First, I had to find the size of the map. This was an easy task, I just had to find the minimum and the maximum of every room’s x and y coordinate. Once I got that, I split the whole area into squares and looped over them. For every square, I checked if it intersects with any room or corridor, and if there was an intersection, I set the tile type accordingly.

kotlin
private fun generateTileMap() {
    val minX = rooms.minOf { it.room.left }.roundToInt()
    val maxX = rooms.maxOf { it.room.right }.roundToInt()
    val minY = rooms.minOf { it.room.top }.roundToInt()
    val maxY = rooms.maxOf { it.room.bottom }.roundToInt()
    val tileMap = TileMap(maxX - minX, maxY - minY)
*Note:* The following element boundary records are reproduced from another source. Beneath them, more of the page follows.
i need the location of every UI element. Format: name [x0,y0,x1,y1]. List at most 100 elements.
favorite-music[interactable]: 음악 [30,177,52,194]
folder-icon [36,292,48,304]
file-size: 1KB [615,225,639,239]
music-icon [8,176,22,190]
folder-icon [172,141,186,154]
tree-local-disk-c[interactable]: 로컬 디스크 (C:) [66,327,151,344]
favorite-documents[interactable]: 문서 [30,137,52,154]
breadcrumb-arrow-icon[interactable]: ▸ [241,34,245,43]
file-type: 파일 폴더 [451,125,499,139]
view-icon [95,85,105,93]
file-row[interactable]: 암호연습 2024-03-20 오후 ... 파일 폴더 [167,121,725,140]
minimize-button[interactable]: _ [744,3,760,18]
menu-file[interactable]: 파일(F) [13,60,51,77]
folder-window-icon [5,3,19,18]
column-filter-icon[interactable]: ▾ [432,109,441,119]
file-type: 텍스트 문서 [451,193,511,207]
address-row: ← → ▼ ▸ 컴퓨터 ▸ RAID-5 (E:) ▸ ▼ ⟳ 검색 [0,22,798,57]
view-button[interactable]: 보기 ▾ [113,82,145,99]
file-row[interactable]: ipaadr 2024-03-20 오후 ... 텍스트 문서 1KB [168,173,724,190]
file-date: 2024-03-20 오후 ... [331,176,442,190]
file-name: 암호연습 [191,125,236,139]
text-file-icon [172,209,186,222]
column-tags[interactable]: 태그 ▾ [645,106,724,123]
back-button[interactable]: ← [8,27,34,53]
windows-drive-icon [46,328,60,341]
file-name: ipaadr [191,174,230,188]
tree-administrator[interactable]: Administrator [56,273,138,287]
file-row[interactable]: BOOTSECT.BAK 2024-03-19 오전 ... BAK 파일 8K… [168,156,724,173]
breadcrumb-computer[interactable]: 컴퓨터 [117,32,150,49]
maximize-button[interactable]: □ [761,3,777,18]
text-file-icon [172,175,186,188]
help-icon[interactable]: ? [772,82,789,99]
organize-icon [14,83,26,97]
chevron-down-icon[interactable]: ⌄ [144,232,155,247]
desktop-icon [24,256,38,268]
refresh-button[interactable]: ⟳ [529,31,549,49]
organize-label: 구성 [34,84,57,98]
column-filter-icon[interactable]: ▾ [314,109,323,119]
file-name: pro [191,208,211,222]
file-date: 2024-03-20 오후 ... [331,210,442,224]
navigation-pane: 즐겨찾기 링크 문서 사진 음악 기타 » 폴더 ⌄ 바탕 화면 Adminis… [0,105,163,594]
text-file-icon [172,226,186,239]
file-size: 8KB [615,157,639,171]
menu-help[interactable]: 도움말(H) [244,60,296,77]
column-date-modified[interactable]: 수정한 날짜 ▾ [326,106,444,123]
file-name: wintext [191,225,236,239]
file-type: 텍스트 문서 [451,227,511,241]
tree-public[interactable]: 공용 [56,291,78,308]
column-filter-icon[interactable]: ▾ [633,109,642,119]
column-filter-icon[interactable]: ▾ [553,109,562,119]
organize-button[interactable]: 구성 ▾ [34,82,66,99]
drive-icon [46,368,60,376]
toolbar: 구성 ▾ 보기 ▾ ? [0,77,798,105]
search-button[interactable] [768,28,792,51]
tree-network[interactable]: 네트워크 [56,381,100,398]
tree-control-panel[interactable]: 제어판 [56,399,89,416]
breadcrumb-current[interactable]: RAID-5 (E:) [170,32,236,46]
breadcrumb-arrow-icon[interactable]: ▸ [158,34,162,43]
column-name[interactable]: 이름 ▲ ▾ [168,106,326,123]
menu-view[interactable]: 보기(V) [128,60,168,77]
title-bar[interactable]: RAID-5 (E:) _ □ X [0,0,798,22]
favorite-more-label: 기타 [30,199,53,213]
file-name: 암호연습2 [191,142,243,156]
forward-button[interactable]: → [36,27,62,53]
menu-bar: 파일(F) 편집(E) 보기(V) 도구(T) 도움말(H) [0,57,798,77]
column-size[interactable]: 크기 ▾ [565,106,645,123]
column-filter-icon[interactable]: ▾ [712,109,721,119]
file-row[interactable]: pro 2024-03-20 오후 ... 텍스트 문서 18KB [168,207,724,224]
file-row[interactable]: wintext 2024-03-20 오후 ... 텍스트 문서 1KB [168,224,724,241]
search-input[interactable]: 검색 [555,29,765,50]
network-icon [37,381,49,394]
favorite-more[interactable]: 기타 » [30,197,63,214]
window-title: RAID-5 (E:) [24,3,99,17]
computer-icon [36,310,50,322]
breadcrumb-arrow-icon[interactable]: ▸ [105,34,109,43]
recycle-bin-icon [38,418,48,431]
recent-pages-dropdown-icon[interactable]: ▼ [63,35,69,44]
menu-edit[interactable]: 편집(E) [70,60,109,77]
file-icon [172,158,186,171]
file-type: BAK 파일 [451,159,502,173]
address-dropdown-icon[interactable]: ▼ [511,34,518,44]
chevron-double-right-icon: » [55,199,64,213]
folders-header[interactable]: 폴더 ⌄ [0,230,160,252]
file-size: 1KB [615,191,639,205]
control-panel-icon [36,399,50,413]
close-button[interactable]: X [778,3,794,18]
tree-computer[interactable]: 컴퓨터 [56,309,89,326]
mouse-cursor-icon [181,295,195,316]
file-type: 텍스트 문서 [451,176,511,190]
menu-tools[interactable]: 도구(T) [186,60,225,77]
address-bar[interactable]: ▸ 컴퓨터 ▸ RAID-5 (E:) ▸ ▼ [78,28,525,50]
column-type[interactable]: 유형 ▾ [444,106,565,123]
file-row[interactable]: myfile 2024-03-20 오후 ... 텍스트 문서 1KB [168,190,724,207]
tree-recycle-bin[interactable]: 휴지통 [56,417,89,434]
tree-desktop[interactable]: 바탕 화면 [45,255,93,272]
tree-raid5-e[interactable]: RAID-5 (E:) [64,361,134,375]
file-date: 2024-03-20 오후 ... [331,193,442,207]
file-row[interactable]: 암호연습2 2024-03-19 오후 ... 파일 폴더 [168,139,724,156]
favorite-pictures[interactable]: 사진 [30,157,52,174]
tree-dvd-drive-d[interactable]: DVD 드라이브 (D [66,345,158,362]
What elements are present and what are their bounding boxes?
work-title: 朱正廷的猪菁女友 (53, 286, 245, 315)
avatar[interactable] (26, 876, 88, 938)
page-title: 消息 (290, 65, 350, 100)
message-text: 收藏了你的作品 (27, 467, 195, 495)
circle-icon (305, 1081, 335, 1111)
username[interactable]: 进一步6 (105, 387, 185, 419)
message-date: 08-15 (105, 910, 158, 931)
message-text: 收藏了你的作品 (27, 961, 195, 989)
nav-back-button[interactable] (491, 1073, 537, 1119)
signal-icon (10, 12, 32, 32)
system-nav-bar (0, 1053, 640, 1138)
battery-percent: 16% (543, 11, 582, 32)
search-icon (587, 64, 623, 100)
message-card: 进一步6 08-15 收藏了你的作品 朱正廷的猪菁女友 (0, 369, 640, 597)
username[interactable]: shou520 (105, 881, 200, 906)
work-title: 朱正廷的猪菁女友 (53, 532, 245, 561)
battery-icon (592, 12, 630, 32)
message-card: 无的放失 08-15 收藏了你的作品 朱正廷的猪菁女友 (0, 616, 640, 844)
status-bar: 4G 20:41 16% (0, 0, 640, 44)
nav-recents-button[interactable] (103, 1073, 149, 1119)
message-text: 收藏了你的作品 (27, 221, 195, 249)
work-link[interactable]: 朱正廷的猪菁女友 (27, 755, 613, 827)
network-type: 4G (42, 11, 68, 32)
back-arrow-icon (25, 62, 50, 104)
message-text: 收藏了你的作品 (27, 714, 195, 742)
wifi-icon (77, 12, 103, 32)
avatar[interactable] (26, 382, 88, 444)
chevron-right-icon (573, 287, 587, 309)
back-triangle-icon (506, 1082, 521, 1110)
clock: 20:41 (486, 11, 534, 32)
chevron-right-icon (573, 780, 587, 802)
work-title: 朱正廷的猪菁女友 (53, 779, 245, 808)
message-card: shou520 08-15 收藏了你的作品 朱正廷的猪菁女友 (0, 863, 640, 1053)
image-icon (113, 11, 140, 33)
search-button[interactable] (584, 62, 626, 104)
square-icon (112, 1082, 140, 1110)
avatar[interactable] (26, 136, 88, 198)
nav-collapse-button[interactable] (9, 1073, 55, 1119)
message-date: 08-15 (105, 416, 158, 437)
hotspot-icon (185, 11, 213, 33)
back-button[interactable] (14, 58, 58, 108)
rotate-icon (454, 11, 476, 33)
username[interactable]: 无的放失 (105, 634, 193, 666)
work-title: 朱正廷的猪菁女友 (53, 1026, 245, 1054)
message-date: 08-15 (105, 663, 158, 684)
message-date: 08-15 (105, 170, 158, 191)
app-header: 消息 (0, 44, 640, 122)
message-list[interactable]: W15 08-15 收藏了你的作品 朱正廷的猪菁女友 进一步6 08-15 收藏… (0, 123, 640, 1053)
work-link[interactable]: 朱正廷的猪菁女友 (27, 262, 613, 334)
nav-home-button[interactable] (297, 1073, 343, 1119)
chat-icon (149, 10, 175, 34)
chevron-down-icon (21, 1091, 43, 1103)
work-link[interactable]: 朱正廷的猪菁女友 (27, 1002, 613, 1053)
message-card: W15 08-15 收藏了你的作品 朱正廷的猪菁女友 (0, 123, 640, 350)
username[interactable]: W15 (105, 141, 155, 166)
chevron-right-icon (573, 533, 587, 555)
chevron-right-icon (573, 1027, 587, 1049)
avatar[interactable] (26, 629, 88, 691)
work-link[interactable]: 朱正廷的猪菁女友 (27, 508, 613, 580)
    for (i in 0 until (tileMap.width * tileMap.height)) {
        val x = i % tileMap.width
        val y = i / tileMap.width
        val tileLeft = (x + minX).toFloat()
        val tileTop = (y + minY).toFloat()

        val tileRect = RectF(tileLeft, tileTop, tileLeft + 1, tileTop + 1)
        val intersectedRoom = rooms.firstOrNull { it.room.getRect().intersect(tileRect) }
        val intersectedCorridor = corridors.firstOrNull { it.getRect().intersect(tileRect) }
        tileMap[x, y] = when {
            intersectedRoom != null -> when (intersectedRoom.room.type) {
                Room.RoomType.Room -> TileMap.TileType.Room
                Room.RoomType.Entrance -> TileMap.TileType.StartRoom
                Room.RoomType.QuestObjective -> TileMap.TileType.QuestRoom
            }
            intersectedCorridor != null -> TileMap.TileType.Corridor
            else -> TileMap.TileType.Void
        }
    }
}

Demo Link to this heading

/img/procedural-dungeon/dungeon.gif

Final Thoughts Link to this heading

Now that we’re done with the generation, there are a few things I wanted to mention.

You may have seen that I used a variable called rng multiple times during the examples. This is, of course, a random number generator that is initialized at the beginning and then used for every step. This way, we can set a seed to the generator, and we will always get the same end result.

The source code for this article is available on GitHub, but if you check it, you may see that it differs from the ones presented here. This is because that code is structured in a way that makes it easier to visualize the process, but that doesn’t change the theory behind this whole process, the end result will be the same in both versions.